An example of messages with all these keys is shown below:

messages=[
    {"role": "system", "content": "You are a helpful assistant."},
    {"role": "user", "content": "List some Fun Activities"},
    {"role": "assistant", "content": "Spa, Hiking, Surfing, and Gaming"},
    {"role": "user", "content": "Which are healthy?"}
]

Another example

messages=[
    {"role": "system", "content": "You are a helpful assistant."},
    {"role": "user", "content": "Who won the world series in 2020?"},
    {"role": "assistant", "content": "The Los Angeles Dodgers won the World Series in 2020."},
    {"role": "user", "content": "Where was it played?"}
]

Below is the illustration on the flow of the messages between different "roles"

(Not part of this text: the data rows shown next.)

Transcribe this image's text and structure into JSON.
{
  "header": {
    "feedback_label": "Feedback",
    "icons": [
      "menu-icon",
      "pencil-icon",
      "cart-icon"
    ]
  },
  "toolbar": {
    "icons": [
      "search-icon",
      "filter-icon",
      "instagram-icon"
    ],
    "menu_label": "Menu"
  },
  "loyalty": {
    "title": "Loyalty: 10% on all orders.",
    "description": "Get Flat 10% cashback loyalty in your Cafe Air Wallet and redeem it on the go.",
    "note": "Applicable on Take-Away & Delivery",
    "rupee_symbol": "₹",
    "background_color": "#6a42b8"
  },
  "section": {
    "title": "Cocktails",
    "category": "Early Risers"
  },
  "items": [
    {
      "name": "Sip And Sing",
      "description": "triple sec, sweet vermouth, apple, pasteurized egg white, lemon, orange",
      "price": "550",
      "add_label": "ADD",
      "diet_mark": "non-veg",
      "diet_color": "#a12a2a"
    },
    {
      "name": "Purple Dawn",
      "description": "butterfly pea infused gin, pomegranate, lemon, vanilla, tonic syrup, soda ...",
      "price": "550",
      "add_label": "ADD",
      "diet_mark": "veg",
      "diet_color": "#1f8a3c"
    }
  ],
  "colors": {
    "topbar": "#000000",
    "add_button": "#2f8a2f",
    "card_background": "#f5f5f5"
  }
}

  • 💡By exposing the messages as one of the helper function's parameter, now we have a more flexible function get_completion_from_message, where you can compose the messages object, instead of just passing in the "user prompt".
def get_completion_by_messages(messages, model="gpt-3.5-turbo", temperature=0, top_p=1.0, max_tokens=1024, n=1):
    response = client.chat.completions.create(
        model=model,
        messages=messages,
        temperature=temperature,
        top_p=top_p,
        max_tokens=max_tokens,
        n=1
    )
    return response.choices[0].message.content
Try out the practical examples in Weekly Tasks - Week 03



Potential Implications of Bigger Messages

You probably would have guessed what the implications are of continuously stacking messages in the messages parameter for subsequent API calls. While it unlocks more contextually aware and engaging interactions, there's a trade-off to consider concerning resource utilization and performance. Let's delve into three key areas where these trade-offs become apparent:

  1. Increased Token Consumption:

    • Longer Context: Each message you add to the messages list contributes to a longer conversation history that the model needs to process. This directly increases the number of tokens consumed in each API call.

    • Token Billing: Most LLMs' pricing model is based on token usage. As your message history grows, so does the cost of each API call. For lengthy conversations or applications with frequent interactions, this can become a considerable factor.

  2. Context Window Limits:

    • Finite Capacity: Language models have a limited "context window", meaning they can only hold and process a certain number of tokens at once.

    • Truncation Risk: If the total number of tokens in your messages list exceeds the model's context window, the earliest messages will be truncated. This can lead to a loss of crucial context and affect the model's ability to provide accurate and coherent responses.

  3. Potential for Increase Latency:

    • Processing Overhead: As the message history grows, the model requires more time to process and understand the accumulated context. This can lead to a noticeable increase in response latency, especially for models with larger context windows or when dealing with computationally intensive tasks.

Mitigation Strategies:

  • ✦ It's crucial to implement strategies to manage conversation history effectively. This could involve:

    • Summarization: Summarize previous messages to condense information while preserving key context.

    • Selective Retention: Retain only the most relevant messages, discarding less important ones.

    • Session Segmentation: Divide long conversations into logical segments and clear the context window periodically.

    • Token-Efficient Models: Consider using models specifically designed for handling longer contexts, as they may offer a larger context window or more efficient token usage.